See generally 23 Am. Jur. 2d Deeds § 265 (1983).

    In Killgore v. Cabell County Court, 80 W. Va. 283, 92 S.E. 562 (1917), this Court considered a grant of land to a railroad. The deed stated that the land was granted "for the construction of a double track of railway." 80 W. Va. at 284, 92 S.E. at 562. The plaintiffs claimed that the deed therefore granted only an easement. The Court, however, noted that "[i]t has been held in many cases that words used in a deed declaratory of the purpose for which the land is granted do not have the effect of limiting the estate granted by the deed. [Citations omitted.]" 80 W. Va. at 286, 92 S.E. at 563. The Court held that the deed conveyed a fee simple absolute estate.

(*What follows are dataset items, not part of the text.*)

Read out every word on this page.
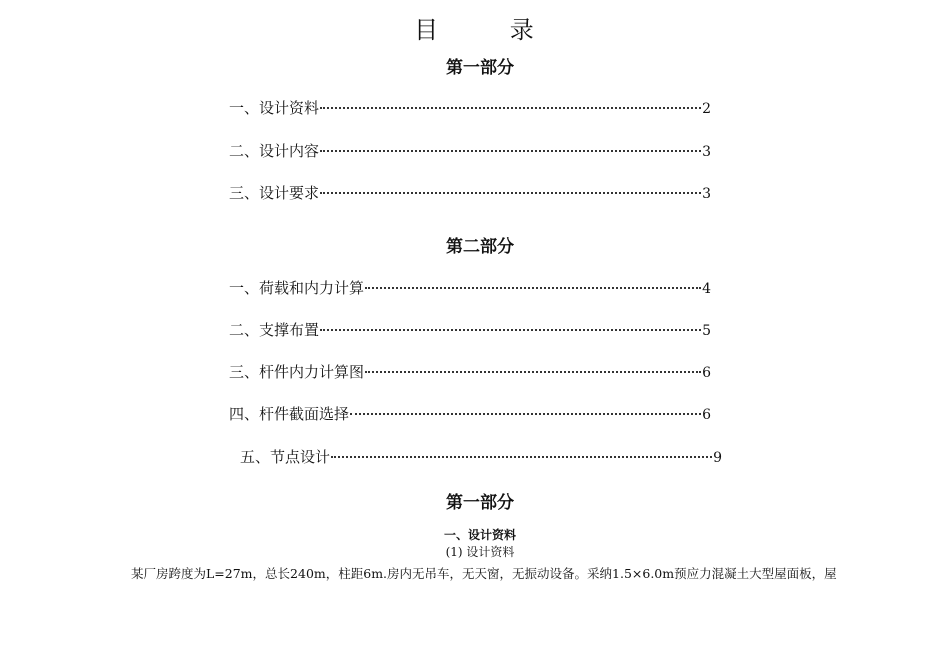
目 录
第一部分
一、设计资料	2
二、设计内容	3
三、设计要求	3
第二部分
一、荷载和内力计算	4
二、支撑布置	5
三、杆件内力计算图	6
四、杆件截面选择	6
五、节点设计	9
第一部分
一、设计资料
(1) 设计资料
某厂房跨度为L=27m，总长240m，柱距6m.房内无吊车，无天窗，无振动设备。采纳1.5×6.0m预应力混凝土大型屋面板，屋
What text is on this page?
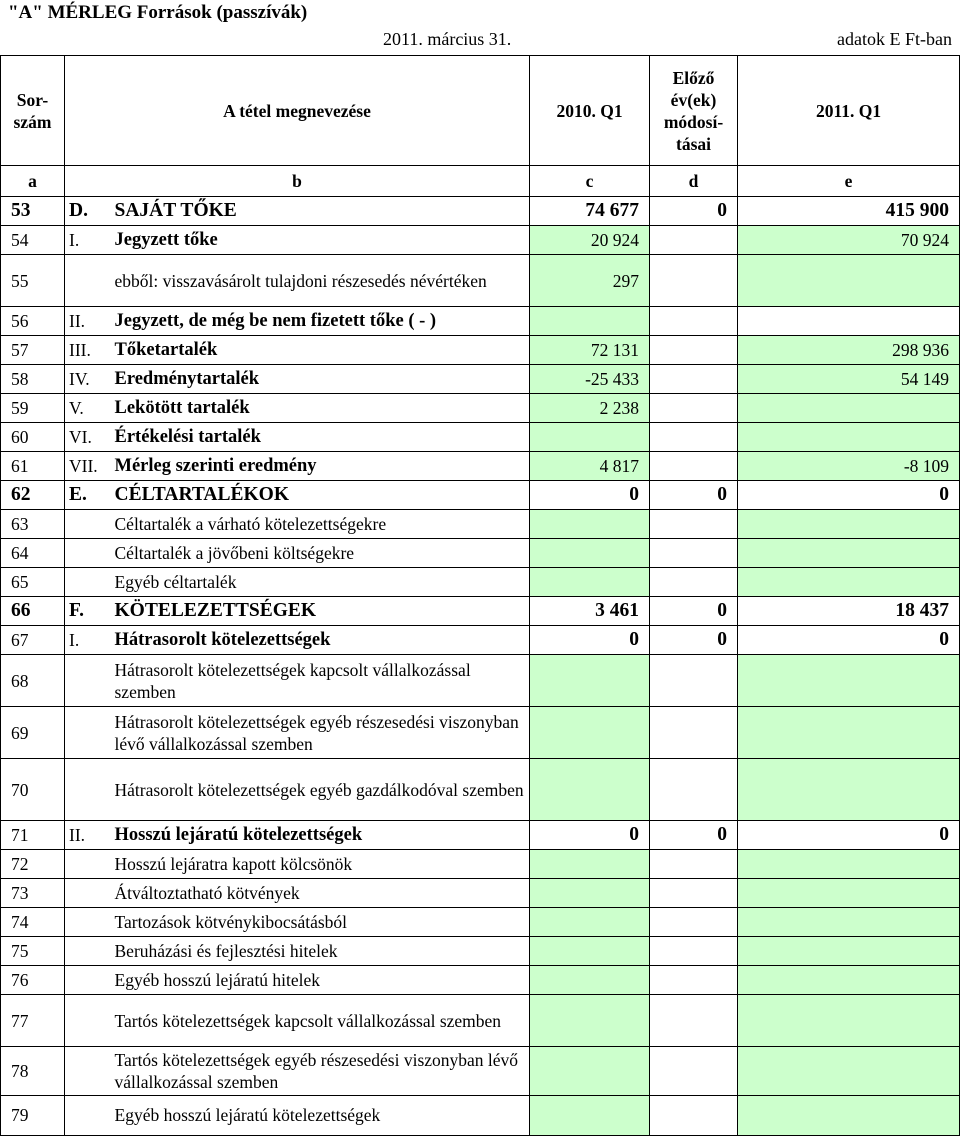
"A" MÉRLEG Források (passzívák)
2011. március 31.	adatok E Ft-ban
Sor-
szám	A tétel megnevezése		2010. Q1	Előző év(ek) módosí-tásai	2011. Q1
a	b		c	d	e
53	D.	SAJÁT TŐKE	74 677	0	415 900
54	I.	Jegyzett tőke	20 924		70 924
55		ebből: visszavásárolt tulajdoni részesedés névértéken	297		
56	II.	Jegyzett, de még be nem fizetett tőke ( - )			
57	III.	Tőketartalék	72 131		298 936
58	IV.	Eredménytartalék	-25 433		54 149
59	V.	Lekötött tartalék	2 238		
60	VI.	Értékelési tartalék			
61	VII.	Mérleg szerinti eredmény	4 817		-8 109
62	E.	CÉLTARTALÉKOK	0	0	0
63		Céltartalék a várható kötelezettségekre			
64		Céltartalék a jövőbeni költségekre			
65		Egyéb céltartalék			
66	F.	KÖTELEZETTSÉGEK	3 461	0	18 437
67	I.	Hátrasorolt kötelezettségek	0	0	0
68		Hátrasorolt kötelezettségek kapcsolt vállalkozással szemben			
69		Hátrasorolt kötelezettségek egyéb részesedési viszonyban lévő vállalkozással szemben			
70		Hátrasorolt kötelezettségek egyéb gazdálkodóval szemben			
71	II.	Hosszú lejáratú kötelezettségek	0	0	0
72		Hosszú lejáratra kapott kölcsönök			
73		Átváltoztatható kötvények			
74		Tartozások kötvénykibocsátásból			
75		Beruházási és fejlesztési hitelek			
76		Egyéb hosszú lejáratú hitelek			
77		Tartós kötelezettségek kapcsolt vállalkozással szemben			
78		Tartós kötelezettségek egyéb részesedési viszonyban lévő vállalkozással szemben			
79		Egyéb hosszú lejáratú kötelezettségek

    Other jurisdictions have also found creation of a fee simple estate, despite reference in a deed to the purpose of the conveyance as a right-of-way. In Maberry v. Gueths, 238 Mont. 304, 777 P.2d 1285 (1989), the court examined a grant of land to a railroad and found creation of a fee simple, despite reference to the land as a right-of-way. The deed considered in that case contained language in the habendum clause similar to that before us now, namely "to have and to hold . . . its successors and assigns forever." 238 Mont. at ___, 777 P.2d at 1288. The Court found that "[t]he language relating to use as a railroad right of way is merely descriptive as to use and not as a limitation on the grant." 238 Mont. at ___, 777 P.2d at 1288. See also Machado v. Southern Pac. Transp. Co., 233 Cal. App. 3d 347, 284 Cal. Rptr. 560 (1991); Mississippi Cent. R. Co. v. Ratcliff, 214 Miss. 674, 59 So. 2d 311 (1952); Arkansas Improvement Co. v. Kansas City S. Ry. Co., 189 La. 921, 181 So. 445 (1938); Johnson v. Valdosta, M. & W. R. Co., 169 Ga. 559, 150 S.E. 845 (1929). See generally Annot., 6 A.L.R.3d 973 (1966).

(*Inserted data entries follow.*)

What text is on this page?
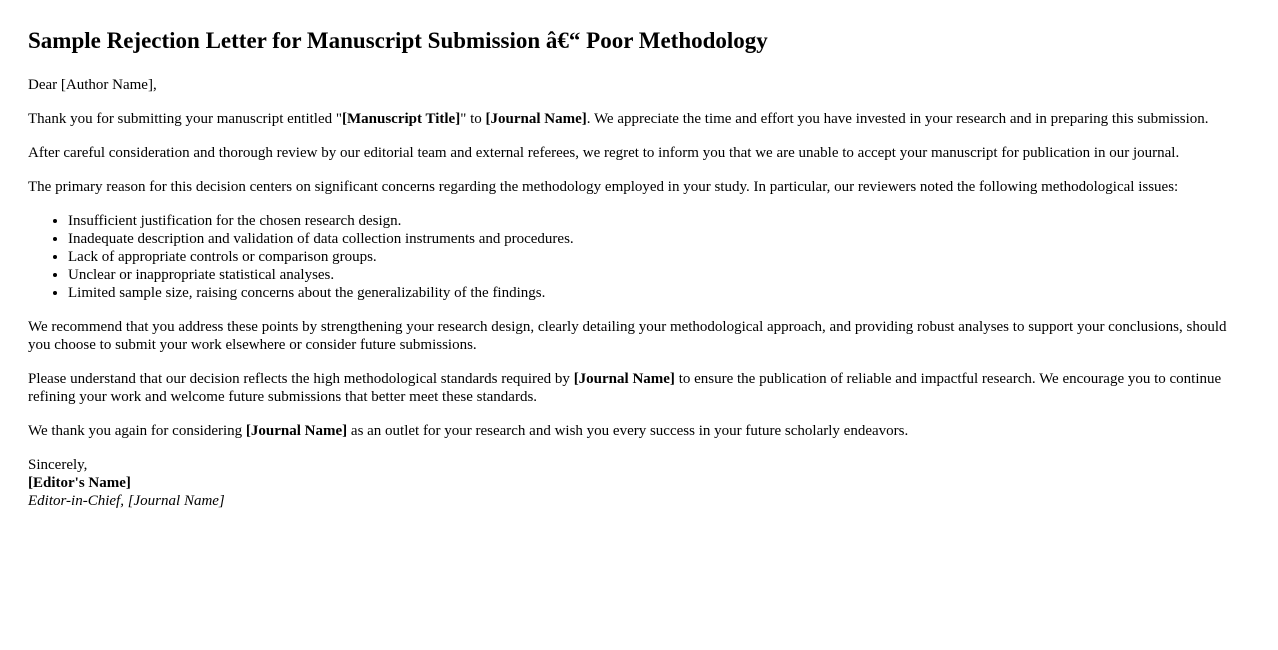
Sample Rejection Letter for Manuscript Submission â€“ Poor Methodology

Dear [Author Name],

Thank you for submitting your manuscript entitled "[Manuscript Title]" to [Journal Name]. We appreciate the time and effort you have invested in your research and in preparing this submission.

After careful consideration and thorough review by our editorial team and external referees, we regret to inform you that we are unable to accept your manuscript for publication in our journal.

The primary reason for this decision centers on significant concerns regarding the methodology employed in your study. In particular, our reviewers noted the following methodological issues:

• Insufficient justification for the chosen research design.
• Inadequate description and validation of data collection instruments and procedures.
• Lack of appropriate controls or comparison groups.
• Unclear or inappropriate statistical analyses.
• Limited sample size, raising concerns about the generalizability of the findings.

We recommend that you address these points by strengthening your research design, clearly detailing your methodological approach, and providing robust analyses to support your conclusions, should you choose to submit your work elsewhere or consider future submissions.

Please understand that our decision reflects the high methodological standards required by [Journal Name] to ensure the publication of reliable and impactful research. We encourage you to continue refining your work and welcome future submissions that better meet these standards.

We thank you again for considering [Journal Name] as an outlet for your research and wish you every success in your future scholarly endeavors.

Sincerely,
[Editor's Name]
Editor-in-Chief, [Journal Name]
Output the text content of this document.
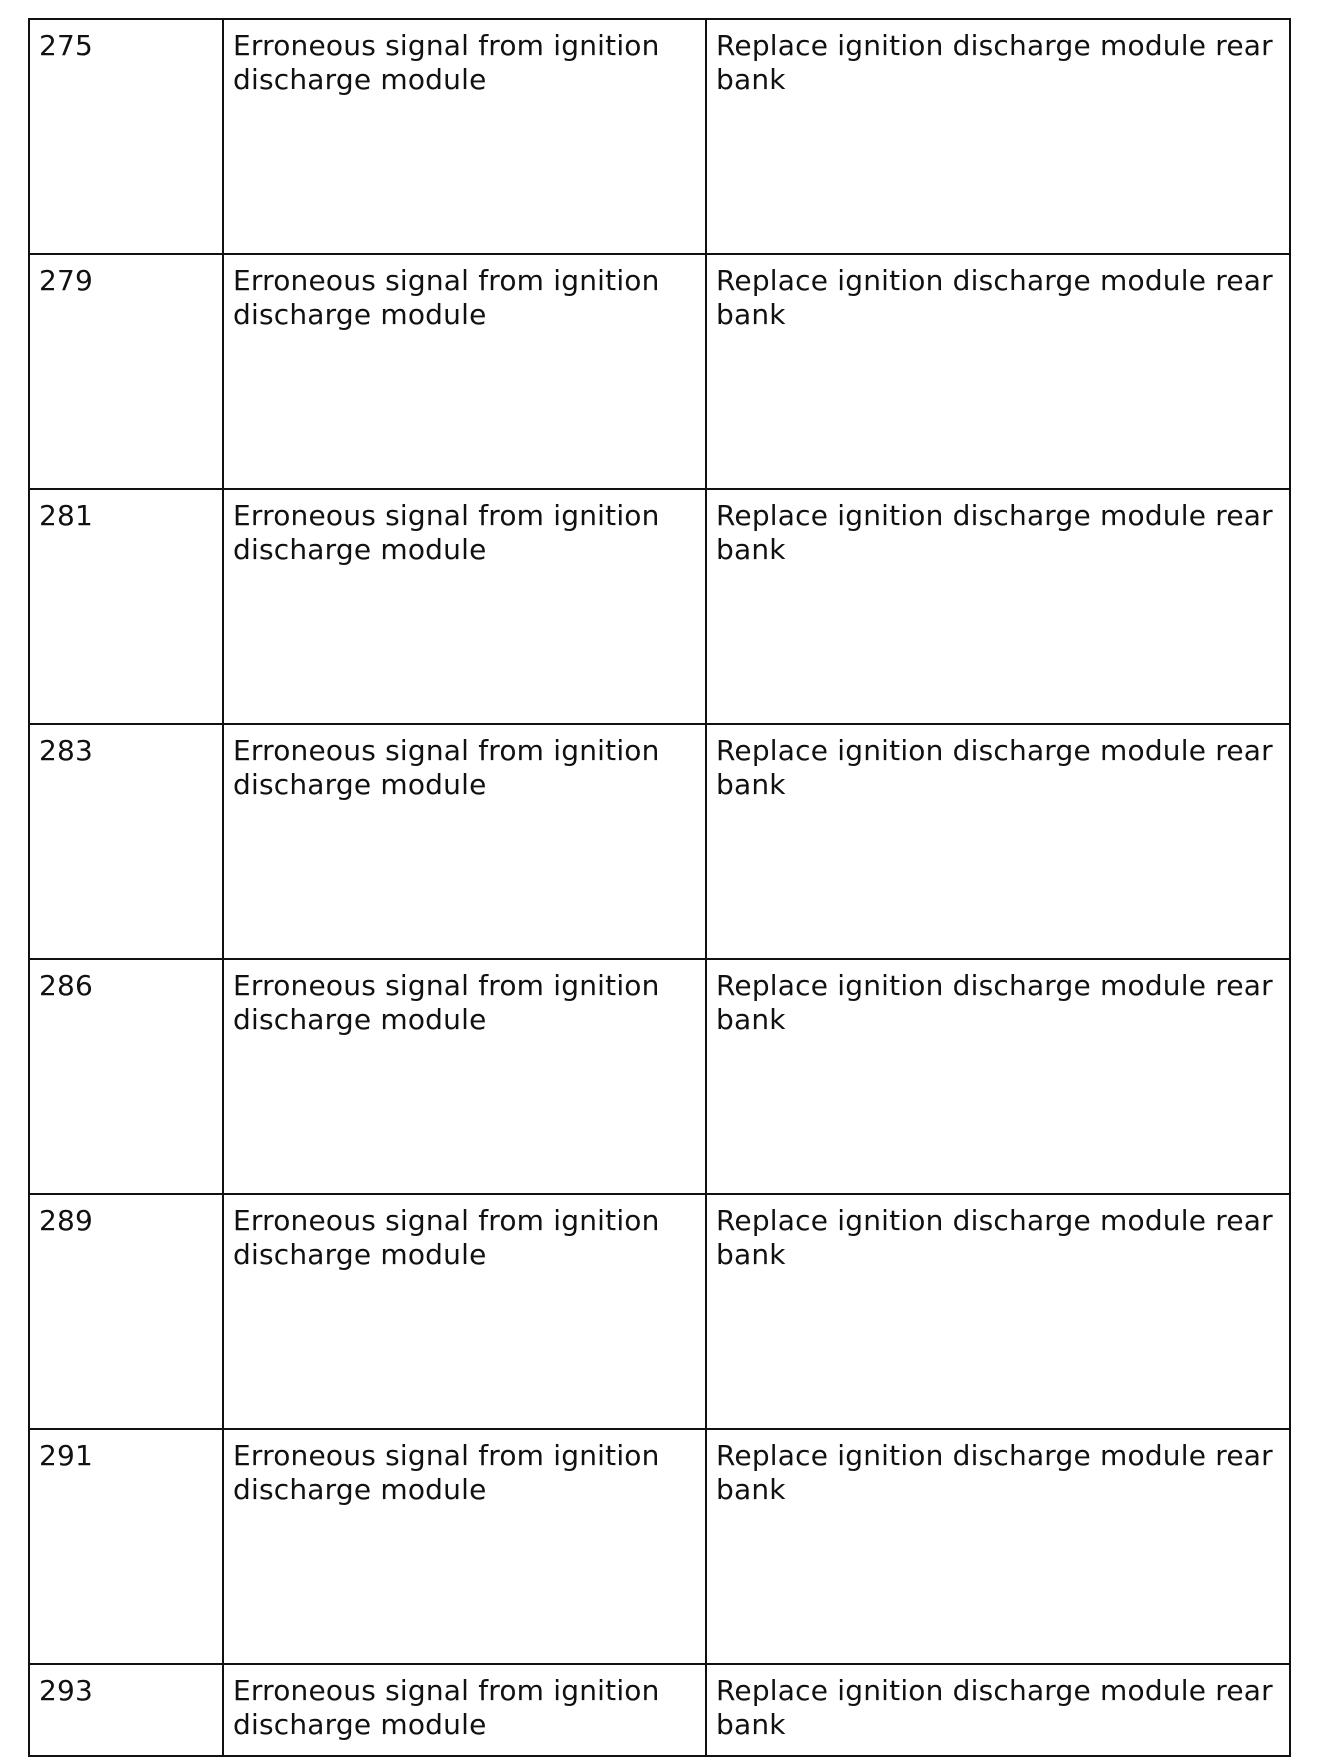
275	Erroneous signal from ignition discharge module	Replace ignition discharge module rear bank
279	Erroneous signal from ignition discharge module	Replace ignition discharge module rear bank
281	Erroneous signal from ignition discharge module	Replace ignition discharge module rear bank
283	Erroneous signal from ignition discharge module	Replace ignition discharge module rear bank
286	Erroneous signal from ignition discharge module	Replace ignition discharge module rear bank
289	Erroneous signal from ignition discharge module	Replace ignition discharge module rear bank
291	Erroneous signal from ignition discharge module	Replace ignition discharge module rear bank
293	Erroneous signal from ignition discharge module	Replace ignition discharge module rear bank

    In this case, as well, the words "for a right-of-way" in the deed are not limiting, but are merely descriptive. The deed clearly "grant[s] unto the said Railway a strip of land," and not simply a right to use the land. (Emphasis added). The granting clause states that the grantors "do hereby sell and grant unto the said Railway a strip of land for a right-of-way." The habendum clause gives to the grantee the right "[t]o have and to hold said strip of land unto said Railway for a right of way, its successors and assigns forever." Examining the deed as a whole, as required by Hall, supra, we must conclude that the deed creates a fee simple, not merely an easement.

    We, therefore, conclude that summary judgment was improperly granted. Accordingly, we reverse the decision of the circuit court and hold that the defendants own the land in fee simple.

                                        Reversed.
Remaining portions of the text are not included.